Kommentare sind geschlossen
  1. Es ist dringend die Seite von Campact auf andere Spräche zu übersetzen. Mindestens auf Englisch. Salvatore (aus Italien)

    • Lieber Salvatore,
      danke für den Hinweis! Und: Wir freuen uns Dich in Italien bereits zu erreichen 🙂

  2. Ich kann nur sagen, die Leute, welche bei den Verhandlungen bzgl. TTIP zugegen sind und mitbestimmen, behmen sich wie Götter, und das, was nach den Verhandlungen als Resultat herauskommt, wird uns Bürgern fast so verkauft, als wären TTIP & Co gottgegeben!
    Wie heißt es so schön:
    Es wäre nichts mehr rückgängig zu machen …
    Als wäre alles hinsichtlich TTIP & Co quasi in Stein gemeißelt!
    Vielen Dank auch!
    Und DANN, spätestens dann kann man nicht mehr von Demokratie sprechen, sondern lediglich von Diktatur („es wird diktiert“/ „vorgesagt“, wörtlich aus dem Latein übersetzt) –
    und DANN dürfen wir Bürger – das Gros der Bevölkerung – nur noch einfach abnicken bzw. Ja und Amen sagen – und das allein tun, was von oben, von den Machern von TTIP & Co gewissermaßen, gefordert wird!
    Wir Bürger dürfen dann den politisch und wirtschaftlich Verantwortlichen nicht mehr auf gleicher Augenhöhe begegnen, sondern sind quasi Sklaven, allenfalls Untertanen.
    Und dann gilt auch ganz gewiss nicht mehr:
    Art. 3 GG: „ALLE Menschen sind vor dem Gesetz gleich“ (!), geschweige von den anderen Grundrechten und Freiheiten, welche in einer wirklich gelebten Demokratie garantiert werden!
    Gleichheit in dem Sinne bedeutet: Gleiche Rechte und Pflichten, keiner darf darin bevorzugt oder benachteiligt werden … UND das ist gerecht.
    (Soziale) Gerechtigkeit muss ausgewogen sein, eine Balance, ein GLEICHgewicht bilden.
    ALLES ANDERE wäre ungerecht!
    Und –
    bei den von USA bzw. Kanada und EU beabsichtigten Vertragswerken zu TTIP, CETA und TISA scheint DIES NICHT MEHR
    gewährleistet zu sein …

  3. es scheint ja einigermaßen unbekannt zu sein, das die EU – und Deutschland natürlich auch – ähnliche Knebelverträge in Zusammenarbeit mit IWF etc. mit etlichen afrikanischen und südamerikanischen Staaten abgeschlossen hat, die z.B. Agrarüberschüsse aus der EU auf den Markt lassen müssen um dringend benötigte Hilfen zu bekommen. Damit wird dort heimische Infrastruktur platt gemacht und die Märkte im Sinne der EU geöffnet und das Land „kaputt saniert“.
    Wir sind also nicht nur die potentiellen Opfer von TTiP, Tisa und Ceta sondern leider in sehr vielen Fällen auch Täter und in vollem Umfang schon jetzt für eine Menge Elend verantwortlich. Ich denke, das gehört zu dem Bild dazu und sollte auch nicht verschwiegen weden, sonst wäre die ganze Diskussion in übester Weise verlogen.

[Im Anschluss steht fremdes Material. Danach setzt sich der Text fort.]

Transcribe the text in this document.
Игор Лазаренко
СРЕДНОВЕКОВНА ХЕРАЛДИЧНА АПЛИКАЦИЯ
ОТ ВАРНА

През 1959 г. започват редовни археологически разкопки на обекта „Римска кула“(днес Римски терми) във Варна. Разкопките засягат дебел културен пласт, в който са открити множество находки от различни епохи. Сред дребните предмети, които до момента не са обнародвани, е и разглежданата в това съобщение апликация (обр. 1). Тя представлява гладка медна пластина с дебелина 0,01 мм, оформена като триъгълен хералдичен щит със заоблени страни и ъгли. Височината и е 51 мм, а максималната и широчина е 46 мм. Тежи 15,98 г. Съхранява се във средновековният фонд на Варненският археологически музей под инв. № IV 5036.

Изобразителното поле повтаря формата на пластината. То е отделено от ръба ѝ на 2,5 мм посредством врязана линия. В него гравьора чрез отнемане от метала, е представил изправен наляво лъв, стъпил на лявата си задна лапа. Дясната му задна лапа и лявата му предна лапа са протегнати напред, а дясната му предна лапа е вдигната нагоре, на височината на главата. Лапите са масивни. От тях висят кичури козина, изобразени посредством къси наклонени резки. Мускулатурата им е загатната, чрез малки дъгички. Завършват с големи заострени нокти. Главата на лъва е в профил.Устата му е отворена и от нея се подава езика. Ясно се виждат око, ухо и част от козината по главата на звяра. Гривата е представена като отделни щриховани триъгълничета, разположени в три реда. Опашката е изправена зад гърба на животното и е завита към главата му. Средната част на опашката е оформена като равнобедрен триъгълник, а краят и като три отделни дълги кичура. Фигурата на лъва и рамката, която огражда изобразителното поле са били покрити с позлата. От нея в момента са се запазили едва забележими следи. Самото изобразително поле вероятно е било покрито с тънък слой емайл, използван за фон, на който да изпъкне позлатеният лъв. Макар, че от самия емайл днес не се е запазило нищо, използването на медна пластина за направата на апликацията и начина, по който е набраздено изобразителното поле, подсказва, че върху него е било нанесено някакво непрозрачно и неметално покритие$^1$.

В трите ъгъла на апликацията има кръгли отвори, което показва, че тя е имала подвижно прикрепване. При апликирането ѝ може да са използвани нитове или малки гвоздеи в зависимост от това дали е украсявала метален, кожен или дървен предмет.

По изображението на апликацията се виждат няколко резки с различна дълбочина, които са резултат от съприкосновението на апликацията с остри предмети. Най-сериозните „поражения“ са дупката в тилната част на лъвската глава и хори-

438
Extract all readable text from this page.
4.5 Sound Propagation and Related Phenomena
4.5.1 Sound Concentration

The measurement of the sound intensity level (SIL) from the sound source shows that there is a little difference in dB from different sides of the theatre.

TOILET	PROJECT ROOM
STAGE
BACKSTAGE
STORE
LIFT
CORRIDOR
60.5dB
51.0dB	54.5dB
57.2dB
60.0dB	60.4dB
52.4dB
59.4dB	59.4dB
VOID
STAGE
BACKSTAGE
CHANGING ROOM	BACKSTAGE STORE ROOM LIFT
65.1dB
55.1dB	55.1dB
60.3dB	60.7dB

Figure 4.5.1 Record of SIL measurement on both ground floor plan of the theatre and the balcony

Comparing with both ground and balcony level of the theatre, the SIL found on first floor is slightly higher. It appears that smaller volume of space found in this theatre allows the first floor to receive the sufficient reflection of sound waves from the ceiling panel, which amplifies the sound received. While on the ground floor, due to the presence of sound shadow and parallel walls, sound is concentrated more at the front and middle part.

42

    • Wie bereits erwähnt darf diese Täterschaft nicht verschwiegen werden, daher reicht es nicht, nur gegen TTIP, TISA und CETA und folgende Abkommen auf die Straße zu gehen, sondern auch gegen jedes das bereits besteht.
      EPA, NAFTA & Co. untergraben demokratische Strukturen bereits seit Jahren.
      Ein wichtiger Unterschied (der keinesfalls verharmlosend gemeint ist) besteht in dem weglassen der Schutzklauseln für Arbeitnehmerrechte. Solche Vorgehensweisen würden es später möglich machen, Staaten für arbeitnehmerfreundliche Handlung wie die Einführung von Mindestlöhnen verklagen und der Zunahme von menschenunwürdigen atypischen Beschäftigungsverhältnissen würde freier Lauf gelassen. Dies würde Arbeitnehmer in einen globalen Konkurrenzkampf zwingen und damit vielen die Möglichkeit eines gerechten und lohnenden Erwerbslebens verwähren.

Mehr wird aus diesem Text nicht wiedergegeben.